I see on the news this morning that the first of this year’s self-congratulatory award shows took place last night. As we’ve come to expect and ignore, the Golden Globes produced the standard hate-spewing that accompanies every such gathering of the self-anointed illuminati. Last night Christian Bale decided to distinguish himself by thanking Satan as his inspiration in playing the role of  Dick Cheney in Vice, he went on to call both former vice-president Dick Cheney and Senate Leader Mitch McConnell “uncharismatic a**holes.” He would know.

Last year the Grammy broadcast lost 6 million viewers from previous years, I expect a similar decline this year. Nevertheless, if you tune into network national news on any network anywhere in America this morning you’ll see coverage of Mr. Bale’s performance.

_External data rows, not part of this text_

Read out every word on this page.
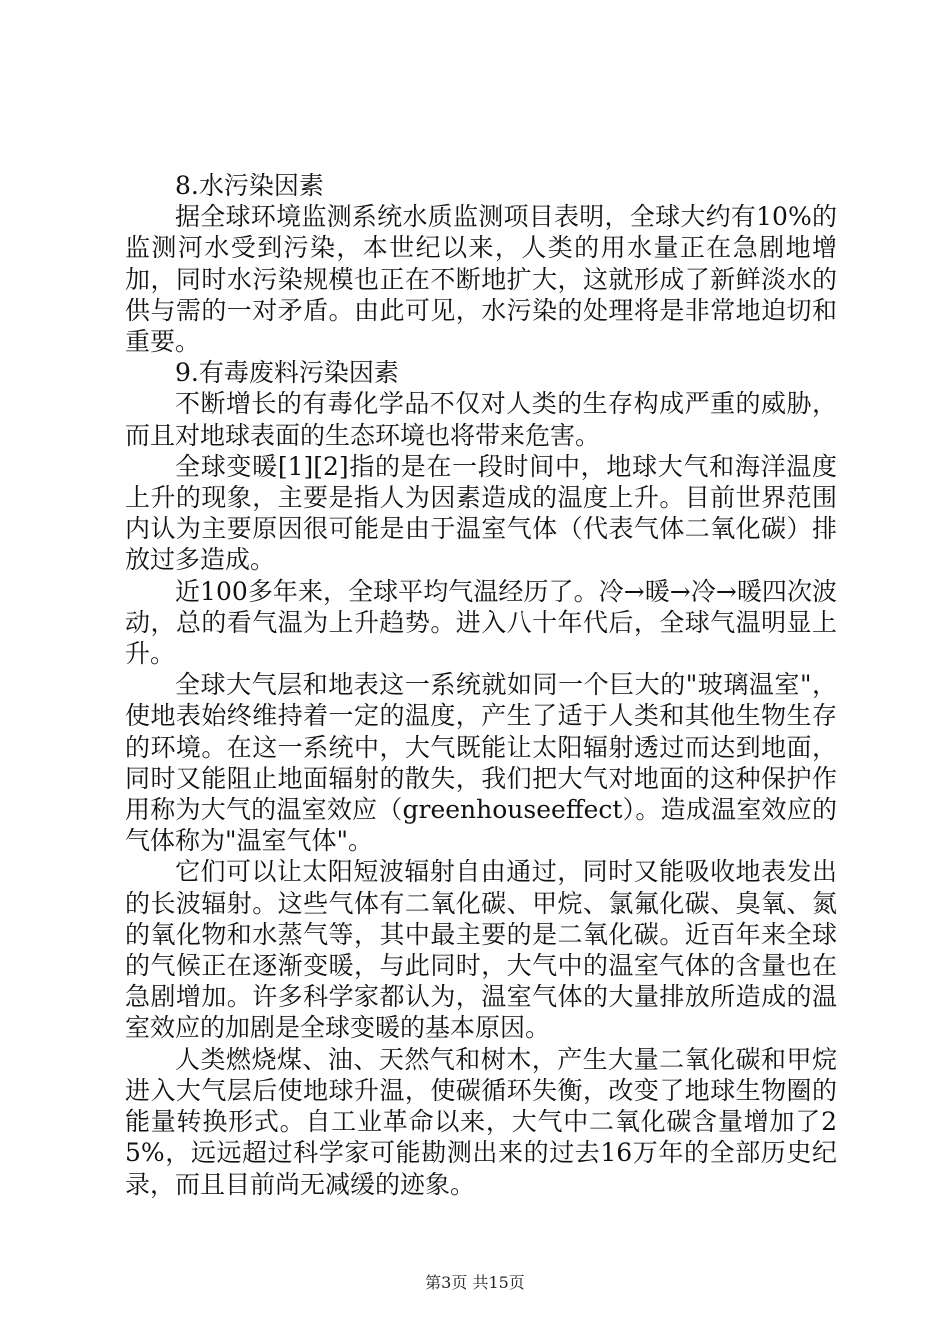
8.水污染因素

据全球环境监测系统水质监测项目表明，全球大约有10%的监测河水受到污染，本世纪以来，人类的用水量正在急剧地增加，同时水污染规模也正在不断地扩大，这就形成了新鲜淡水的供与需的一对矛盾。由此可见，水污染的处理将是非常地迫切和重要。

9.有毒废料污染因素

不断增长的有毒化学品不仅对人类的生存构成严重的威胁，而且对地球表面的生态环境也将带来危害。

全球变暖[1][2]指的是在一段时间中，地球大气和海洋温度上升的现象，主要是指人为因素造成的温度上升。目前世界范围内认为主要原因很可能是由于温室气体（代表气体二氧化碳）排放过多造成。

近100多年来，全球平均气温经历了。冷→暖→冷→暖四次波动，总的看气温为上升趋势。进入八十年代后，全球气温明显上升。

全球大气层和地表这一系统就如同一个巨大的"玻璃温室"，使地表始终维持着一定的温度，产生了适于人类和其他生物生存的环境。在这一系统中，大气既能让太阳辐射透过而达到地面，同时又能阻止地面辐射的散失，我们把大气对地面的这种保护作用称为大气的温室效应（greenhouseeffect）。造成温室效应的气体称为"温室气体"。

它们可以让太阳短波辐射自由通过，同时又能吸收地表发出的长波辐射。这些气体有二氧化碳、甲烷、氯氟化碳、臭氧、氮的氧化物和水蒸气等，其中最主要的是二氧化碳。近百年来全球的气候正在逐渐变暖，与此同时，大气中的温室气体的含量也在急剧增加。许多科学家都认为，温室气体的大量排放所造成的温室效应的加剧是全球变暖的基本原因。

人类燃烧煤、油、天然气和树木，产生大量二氧化碳和甲烷进入大气层后使地球升温，使碳循环失衡，改变了地球生物圈的能量转换形式。自工业革命以来，大气中二氧化碳含量增加了25%，远远超过科学家可能勘测出来的过去16万年的全部历史纪录，而且目前尚无减缓的迹象。

第3页 共15页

But let me share a much more important story that won’t get any national coverage. I wouldn’t have seen it myself if I hadn’t specifically gone looking for it; this is why I did:

We switched drivers at Le Claire, Iowa yesterday and it was my turn to drive. Raj was playing with his phone when I noticed a few fire trucks, lights flashing, on the overpass up ahead in what looked like a standard traffic incident. A few miles ahead, at the next overpass, there was another collection of fire trucks and other vehicles, lights flashing, lined up. By the third overpass that also displayed a lights flashing assembly of fire vehicles you didn’t need to be an expert at recognizing patterns to know this was not a series of unfortunate incidents but rather a salute for a fallen fire fighter. First responders have a great tradition of respecting and honoring the loss in the line of duty of one of their own.

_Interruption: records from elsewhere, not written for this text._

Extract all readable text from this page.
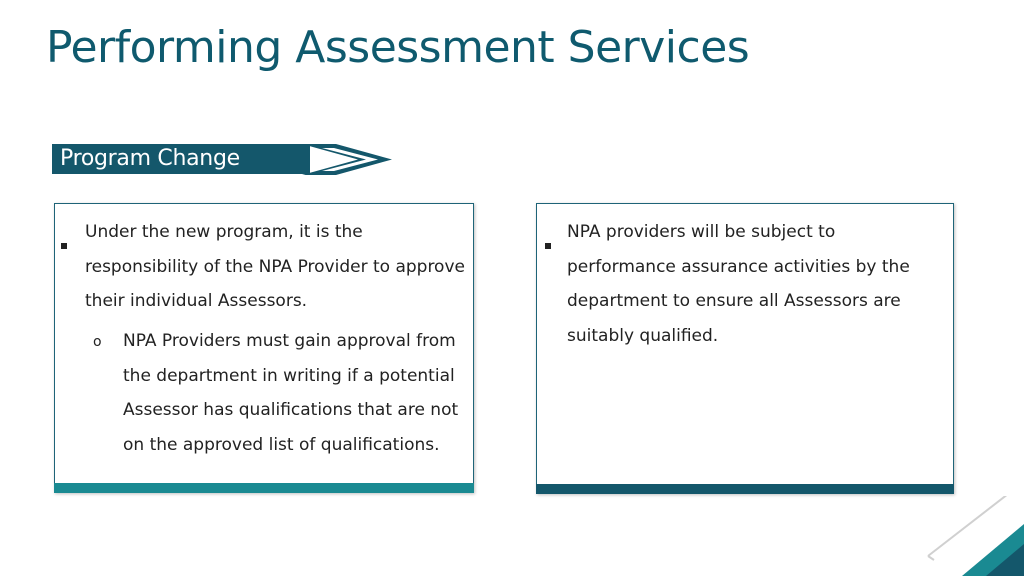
Performing Assessment Services
Program Change
Under the new program, it is the responsibility of the NPA Provider to approve their individual Assessors.
o NPA Providers must gain approval from the department in writing if a potential Assessor has qualifications that are not on the approved list of qualifications.
NPA providers will be subject to performance assurance activities by the department to ensure all Assessors are suitably qualified.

What was remarkable about this particular salute was its sheer length: it stretched from  Ankeny, outside Des Moines, to Clinton IA – a distance of 200 miles. We witnessed it from LeClaire to the west side of Iowa City. Some overpasses had just a few vehicles, others, near bigger cities, were lined the full length with emergency vehicles and ladder trucks, ladders extended, flags unfurled.

ankeny to clinton

The fallen hero was Lt. Eric Hosette, who lost his life Saturday in an explosion at a grain storage facility where he and other members of the Clinton fire department were battling a fire inside a silo. The overpass procession was accompanying Lt. Hosette’s body as it made its way home from the state medical examiner’s office in Ankeny. Fellow firefighter Adam Cain was also seriously injured in the blast and remains in the hospital in Iowa City.


Fire departments across the state lined the route along Interstate 80 to pay their respects to Hosette. - KCCI

Lt. Hosette leaves behind a wife and young daughter. He was only 33 years old. I don’t doubt for one minute that he did more good and contributed more value to this planet during his short life than the entire lot of self-absorbed actors gathered together last night to honor each other for play acting their way through life.

RIP Lt. Hosette, and thank you for your service.

P.S. In the “small world” department I note that Lt. Hosette was raised in Comanche, Iowa, which many of you may recognize as Creeper’s hometown before she pulled up stakes and relocated to Oklahoma with her beloved Guinea pig and orange Challenger.